Gezi olaylarından yaşananlara da değinen Arınç, "Gezi olayları haziran aylarında oldu. Bu bir çevre duyarlılığı ile başladı gibi kabul ettik. Ben o zaman olaylara bizzat müdahale eden bir bakandım. Çünkü Başbakan yurtdışındaydı. Taraflarla görüştüm. Bu konuda mahkeme kararlarını dikkate alacağımı söyledim. Belediyelerin yapılacak işlerle ilgili halkın düşüncelerini sorması gerektiğini, plebisit yapılacağını söyledim" diye konuştu.
Arınç, "Ağaçlar kesilmesin, buraya AVM yapılmasın, çevreler, yeşiller mahvolmasın diye üç beş kişi ile başlayan olaylar sonra mecra değiştirdi, sokak olaylarına dönüştü, silah kullanıldı. 5-6 canımız gitti. Bunların hepsi bizim için çok değerli. Kamu malları ateşe verildi ve maalesef ambulanslar bile tahrip edildi. Bu olaylara da hükümet güvenlik güçleriyle müdahale etti" ifadesini kullandı.
Son aylarda yaşanan olayların Türkiye ekonomisine olan etkilerinin sorulması üzerine Arınç, "Türk Lirası'nın düşüşünü bu olaylarla veya son 17 Aralık olayları ile bağlantılı görmemek lazım. Bunların tesiri varsa, çok düşüktür. Yüzde 5 dersiniz yüzde 10 dersiniz. Dolar tabii stabil hale geliyor bugünlerde. Bir yükseliş gösterdi. Bu belki biraz Amerika'daki Fed ile ilgili, biraz da belki iç politikadaki bazı davranışlar sebebiyle borsa endekslerinin düşmesi, dolara etki etmesi vesaire…. Aslında bizde dolar kuru çok düşüktü. Birden bire yükselmesi dikkat çekti.

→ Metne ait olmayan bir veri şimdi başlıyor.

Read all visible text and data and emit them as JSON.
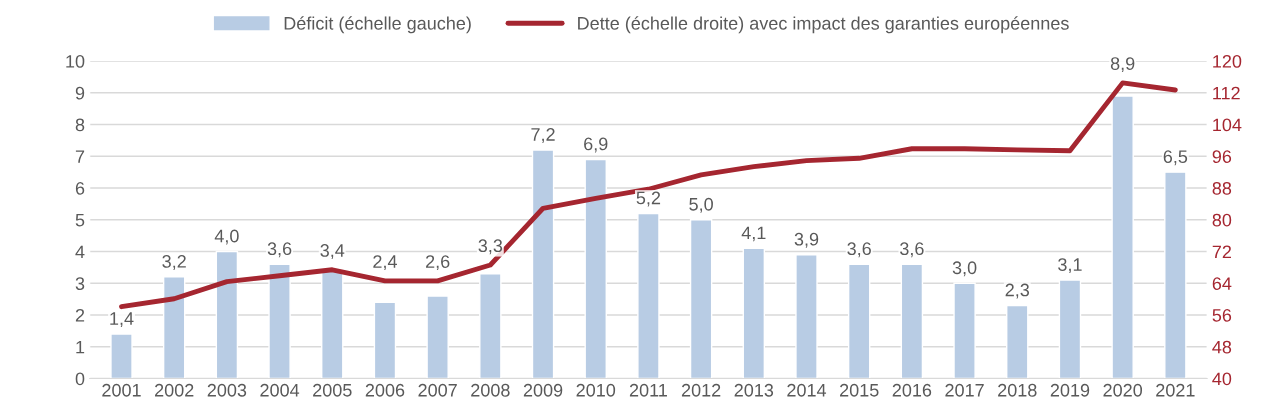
{
  "chart_data": {
    "type": "bar",
    "categories": [
      "2001",
      "2002",
      "2003",
      "2004",
      "2005",
      "2006",
      "2007",
      "2008",
      "2009",
      "2010",
      "2011",
      "2012",
      "2013",
      "2014",
      "2015",
      "2016",
      "2017",
      "2018",
      "2019",
      "2020",
      "2021"
    ],
    "series": [
      {
        "name": "Déficit (échelle gauche)",
        "type": "bar",
        "color": "#b8cce4",
        "values": [
          1.4,
          3.2,
          4.0,
          3.6,
          3.4,
          2.4,
          2.6,
          3.3,
          7.2,
          6.9,
          5.2,
          5.0,
          4.1,
          3.9,
          3.6,
          3.6,
          3.0,
          2.3,
          3.1,
          8.9,
          6.5
        ],
        "value_labels": [
          "1,4",
          "3,2",
          "4,0",
          "3,6",
          "3,4",
          "2,4",
          "2,6",
          "3,3",
          "7,2",
          "6,9",
          "5,2",
          "5,0",
          "4,1",
          "3,9",
          "3,6",
          "3,6",
          "3,0",
          "2,3",
          "3,1",
          "8,9",
          "6,5"
        ]
      },
      {
        "name": "Dette (échelle droite) avec impact des garanties européennes",
        "type": "line",
        "axis": "y2",
        "color": "#a52630",
        "values": [
          58.1,
          60.1,
          64.4,
          65.9,
          67.4,
          64.6,
          64.6,
          68.6,
          82.9,
          85.4,
          87.7,
          91.3,
          93.4,
          94.9,
          95.5,
          97.9,
          97.9,
          97.6,
          97.4,
          114.5,
          112.7
        ]
      }
    ],
    "ylim": [
      0,
      10
    ],
    "yticks": [
      0,
      1,
      2,
      3,
      4,
      5,
      6,
      7,
      8,
      9,
      10
    ],
    "y2lim": [
      40,
      120
    ],
    "y2ticks": [
      40,
      48,
      56,
      64,
      72,
      80,
      88,
      96,
      104,
      112,
      120
    ],
    "grid": "y",
    "legend": "top",
    "marker": "none",
    "line_style": "solid"
  }
}
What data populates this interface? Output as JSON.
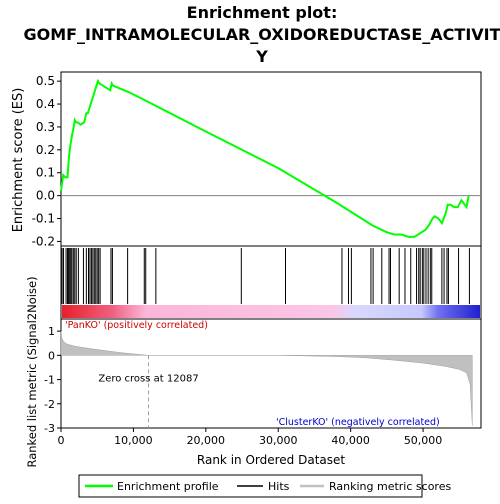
{
  "chart_data": {
    "type": "line",
    "title_lines": [
      "Enrichment plot:",
      "GOMF_INTRAMOLECULAR_OXIDOREDUCTASE_ACTIVIT",
      "Y"
    ],
    "xlabel": "Rank in Ordered Dataset",
    "xlim": [
      0,
      58000
    ],
    "x_ticks": [
      0,
      10000,
      20000,
      30000,
      40000,
      50000
    ],
    "x_tick_labels": [
      "0",
      "10,000",
      "20,000",
      "30,000",
      "40,000",
      "50,000"
    ],
    "es_panel": {
      "ylabel": "Enrichment score (ES)",
      "ylim": [
        -0.22,
        0.54
      ],
      "y_ticks": [
        -0.2,
        -0.1,
        0.0,
        0.1,
        0.2,
        0.3,
        0.4,
        0.5
      ],
      "y_tick_labels": [
        "-0.2",
        "-0.1",
        "0.0",
        "0.1",
        "0.2",
        "0.3",
        "0.4",
        "0.5"
      ],
      "series": [
        {
          "name": "Enrichment profile",
          "color": "#00ff00",
          "x": [
            0,
            300,
            600,
            900,
            1100,
            1300,
            1500,
            1700,
            1900,
            2100,
            2300,
            2700,
            3200,
            3500,
            3700,
            3900,
            4100,
            4300,
            4500,
            4700,
            4900,
            5100,
            5300,
            6800,
            7000,
            7200,
            9500,
            12000,
            20000,
            30000,
            38000,
            43000,
            45000,
            46000,
            47000,
            48000,
            48800,
            49300,
            49800,
            50300,
            50800,
            51300,
            51600,
            52100,
            52600,
            53100,
            53400,
            53800,
            54300,
            54800,
            55300,
            56000,
            56300
          ],
          "y": [
            0.02,
            0.09,
            0.08,
            0.08,
            0.17,
            0.22,
            0.26,
            0.29,
            0.33,
            0.32,
            0.32,
            0.31,
            0.32,
            0.36,
            0.36,
            0.38,
            0.4,
            0.42,
            0.44,
            0.46,
            0.48,
            0.5,
            0.49,
            0.46,
            0.49,
            0.48,
            0.45,
            0.41,
            0.28,
            0.12,
            -0.03,
            -0.13,
            -0.16,
            -0.17,
            -0.17,
            -0.18,
            -0.18,
            -0.17,
            -0.16,
            -0.15,
            -0.13,
            -0.1,
            -0.09,
            -0.1,
            -0.12,
            -0.08,
            -0.04,
            -0.04,
            -0.05,
            -0.05,
            -0.02,
            -0.05,
            0.0
          ]
        }
      ]
    },
    "hits": [
      150,
      350,
      700,
      900,
      1050,
      1200,
      1350,
      1500,
      1700,
      1900,
      2100,
      2400,
      3100,
      3500,
      3800,
      4000,
      4200,
      4400,
      4600,
      4800,
      5000,
      5200,
      5400,
      6900,
      7100,
      9200,
      11500,
      11700,
      13100,
      24900,
      31000,
      38800,
      39700,
      40100,
      42800,
      43100,
      44300,
      45300,
      45500,
      46700,
      47500,
      48300,
      49100,
      49400,
      49600,
      49900,
      50100,
      50400,
      50700,
      51000,
      51200,
      52600,
      52900,
      53300,
      53500,
      54900,
      56400
    ],
    "metric_panel": {
      "ylabel": "Ranked list metric (Signal2Noise)",
      "ylim": [
        -3,
        1.5
      ],
      "y_ticks": [
        -3,
        -2,
        -1,
        0,
        1
      ],
      "y_tick_labels": [
        "-3",
        "-2",
        "-1",
        "0",
        "1"
      ],
      "zero_cross": 12087,
      "zero_cross_label": "Zero cross at 12087",
      "positive_label": "'PanKO' (positively correlated)",
      "negative_label": "'ClusterKO' (negatively correlated)",
      "curve_x": [
        0,
        100,
        300,
        600,
        1000,
        2000,
        4000,
        6000,
        8000,
        10000,
        12087,
        20000,
        30000,
        38000,
        42000,
        46000,
        50000,
        53000,
        55000,
        56000,
        56500,
        56800
      ],
      "curve_y": [
        1.0,
        0.72,
        0.6,
        0.5,
        0.45,
        0.37,
        0.28,
        0.2,
        0.12,
        0.06,
        0.0,
        0.0,
        0.0,
        -0.05,
        -0.1,
        -0.2,
        -0.32,
        -0.45,
        -0.58,
        -0.72,
        -1.2,
        -2.9
      ]
    },
    "legend": {
      "entries": [
        {
          "label": "Enrichment profile",
          "color": "#00ff00"
        },
        {
          "label": "Hits",
          "color": "#000000"
        },
        {
          "label": "Ranking metric scores",
          "color": "#c0c0c0"
        }
      ]
    }
  }
}
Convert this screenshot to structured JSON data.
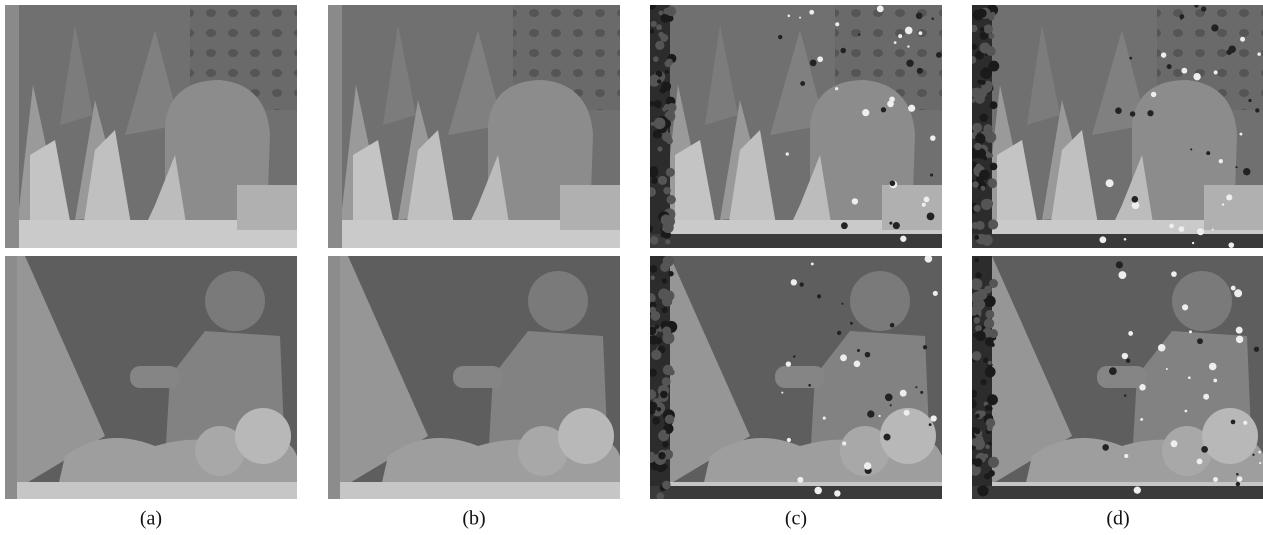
{
  "captions": [
    "(a)",
    "(b)",
    "(c)",
    "(d)"
  ]
}
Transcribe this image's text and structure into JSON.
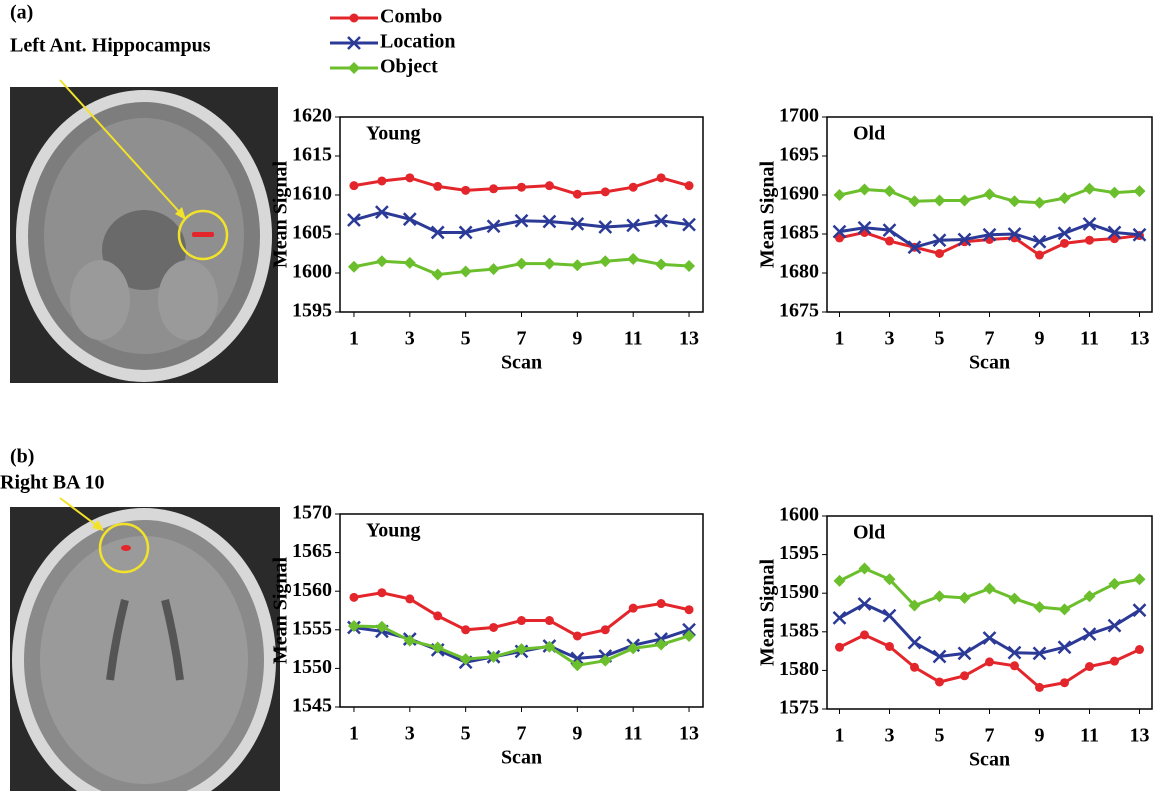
{
  "panels": [
    {
      "label": "(a)",
      "region": "Left Ant. Hippocampus"
    },
    {
      "label": "(b)",
      "region": "Right BA 10"
    }
  ],
  "chart_data": [
    {
      "type": "line",
      "title": "Young",
      "x_label": "Scan",
      "y_label": "Mean Signal",
      "x": [
        1,
        2,
        3,
        4,
        5,
        6,
        7,
        8,
        9,
        10,
        11,
        12,
        13
      ],
      "xlim": [
        0.5,
        13.5
      ],
      "xticks": [
        1,
        3,
        5,
        7,
        9,
        11,
        13
      ],
      "ylim": [
        1595,
        1620
      ],
      "yticks": [
        1595,
        1600,
        1605,
        1610,
        1615,
        1620
      ],
      "grid": false,
      "series": [
        {
          "name": "Combo",
          "color": "#e3262b",
          "marker": "circle",
          "values": [
            1611.2,
            1611.8,
            1612.2,
            1611.1,
            1610.6,
            1610.8,
            1611.0,
            1611.2,
            1610.1,
            1610.4,
            1611.0,
            1612.2,
            1611.2
          ]
        },
        {
          "name": "Location",
          "color": "#2b3a96",
          "marker": "x",
          "values": [
            1606.8,
            1607.8,
            1606.9,
            1605.2,
            1605.2,
            1606.0,
            1606.7,
            1606.6,
            1606.3,
            1605.9,
            1606.1,
            1606.7,
            1606.2
          ]
        },
        {
          "name": "Object",
          "color": "#6cbf2c",
          "marker": "diamond",
          "values": [
            1600.8,
            1601.5,
            1601.3,
            1599.8,
            1600.2,
            1600.5,
            1601.2,
            1601.2,
            1601.0,
            1601.5,
            1601.8,
            1601.1,
            1600.9
          ]
        }
      ]
    },
    {
      "type": "line",
      "title": "Old",
      "x_label": "Scan",
      "y_label": "Mean Signal",
      "x": [
        1,
        2,
        3,
        4,
        5,
        6,
        7,
        8,
        9,
        10,
        11,
        12,
        13
      ],
      "xlim": [
        0.5,
        13.5
      ],
      "xticks": [
        1,
        3,
        5,
        7,
        9,
        11,
        13
      ],
      "ylim": [
        1675,
        1700
      ],
      "yticks": [
        1675,
        1680,
        1685,
        1690,
        1695,
        1700
      ],
      "grid": false,
      "series": [
        {
          "name": "Combo",
          "color": "#e3262b",
          "marker": "circle",
          "values": [
            1684.5,
            1685.2,
            1684.1,
            1683.3,
            1682.5,
            1684.0,
            1684.3,
            1684.5,
            1682.3,
            1683.8,
            1684.2,
            1684.4,
            1684.8
          ]
        },
        {
          "name": "Location",
          "color": "#2b3a96",
          "marker": "x",
          "values": [
            1685.3,
            1685.8,
            1685.5,
            1683.3,
            1684.2,
            1684.3,
            1684.9,
            1685.0,
            1684.0,
            1685.1,
            1686.3,
            1685.2,
            1684.9
          ]
        },
        {
          "name": "Object",
          "color": "#6cbf2c",
          "marker": "diamond",
          "values": [
            1690.0,
            1690.7,
            1690.5,
            1689.2,
            1689.3,
            1689.3,
            1690.1,
            1689.2,
            1689.0,
            1689.6,
            1690.8,
            1690.3,
            1690.5
          ]
        }
      ]
    },
    {
      "type": "line",
      "title": "Young",
      "x_label": "Scan",
      "y_label": "Mean Signal",
      "x": [
        1,
        2,
        3,
        4,
        5,
        6,
        7,
        8,
        9,
        10,
        11,
        12,
        13
      ],
      "xlim": [
        0.5,
        13.5
      ],
      "xticks": [
        1,
        3,
        5,
        7,
        9,
        11,
        13
      ],
      "ylim": [
        1545,
        1570
      ],
      "yticks": [
        1545,
        1550,
        1555,
        1560,
        1565,
        1570
      ],
      "grid": false,
      "series": [
        {
          "name": "Combo",
          "color": "#e3262b",
          "marker": "circle",
          "values": [
            1559.2,
            1559.8,
            1559.0,
            1556.8,
            1555.0,
            1555.3,
            1556.2,
            1556.2,
            1554.2,
            1555.0,
            1557.8,
            1558.4,
            1557.6
          ]
        },
        {
          "name": "Location",
          "color": "#2b3a96",
          "marker": "x",
          "values": [
            1555.3,
            1554.8,
            1553.8,
            1552.4,
            1550.8,
            1551.5,
            1552.2,
            1552.9,
            1551.3,
            1551.6,
            1553.0,
            1553.8,
            1555.0
          ]
        },
        {
          "name": "Object",
          "color": "#6cbf2c",
          "marker": "diamond",
          "values": [
            1555.5,
            1555.4,
            1553.6,
            1552.7,
            1551.2,
            1551.5,
            1552.5,
            1552.8,
            1550.4,
            1551.0,
            1552.6,
            1553.1,
            1554.2
          ]
        }
      ]
    },
    {
      "type": "line",
      "title": "Old",
      "x_label": "Scan",
      "y_label": "Mean Signal",
      "x": [
        1,
        2,
        3,
        4,
        5,
        6,
        7,
        8,
        9,
        10,
        11,
        12,
        13
      ],
      "xlim": [
        0.5,
        13.5
      ],
      "xticks": [
        1,
        3,
        5,
        7,
        9,
        11,
        13
      ],
      "ylim": [
        1575,
        1600
      ],
      "yticks": [
        1575,
        1580,
        1585,
        1590,
        1595,
        1600
      ],
      "grid": false,
      "series": [
        {
          "name": "Combo",
          "color": "#e3262b",
          "marker": "circle",
          "values": [
            1583.0,
            1584.6,
            1583.1,
            1580.4,
            1578.5,
            1579.3,
            1581.1,
            1580.6,
            1577.8,
            1578.4,
            1580.5,
            1581.2,
            1582.7
          ]
        },
        {
          "name": "Location",
          "color": "#2b3a96",
          "marker": "x",
          "values": [
            1586.8,
            1588.6,
            1587.1,
            1583.6,
            1581.8,
            1582.2,
            1584.2,
            1582.3,
            1582.2,
            1583.0,
            1584.7,
            1585.8,
            1587.8
          ]
        },
        {
          "name": "Object",
          "color": "#6cbf2c",
          "marker": "diamond",
          "values": [
            1591.6,
            1593.2,
            1591.8,
            1588.4,
            1589.6,
            1589.4,
            1590.6,
            1589.3,
            1588.2,
            1587.9,
            1589.6,
            1591.2,
            1591.8
          ]
        }
      ]
    }
  ]
}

Zaman içinde stabil bir şekilde yükselseydi bunları konuşmuyor olacaktık. Ama şu anda 2,30-2,40'lar seviyesine giden 2,10'lar seviyesine geldi ki, 2 ideal bir seviyedir. Bunu da yakın bir zamanda karşılayacağımızı düşünüyorum" dedi.
Bu arada, Başbakan Yardımcısı Arınç, Chatham House konuşması öncesi konakladığı otelde İslamofobi konusunda çalışan akademisyenlerle bir araya geldi. Düşünce kuruluşundaki toplantı sonrasında ise Türk-İngiliz Ticaret ve Sanayi Odası (TBCCI) tarafından tarihi Guildhall binasında düzenlenen akşam yemeğine katıldı.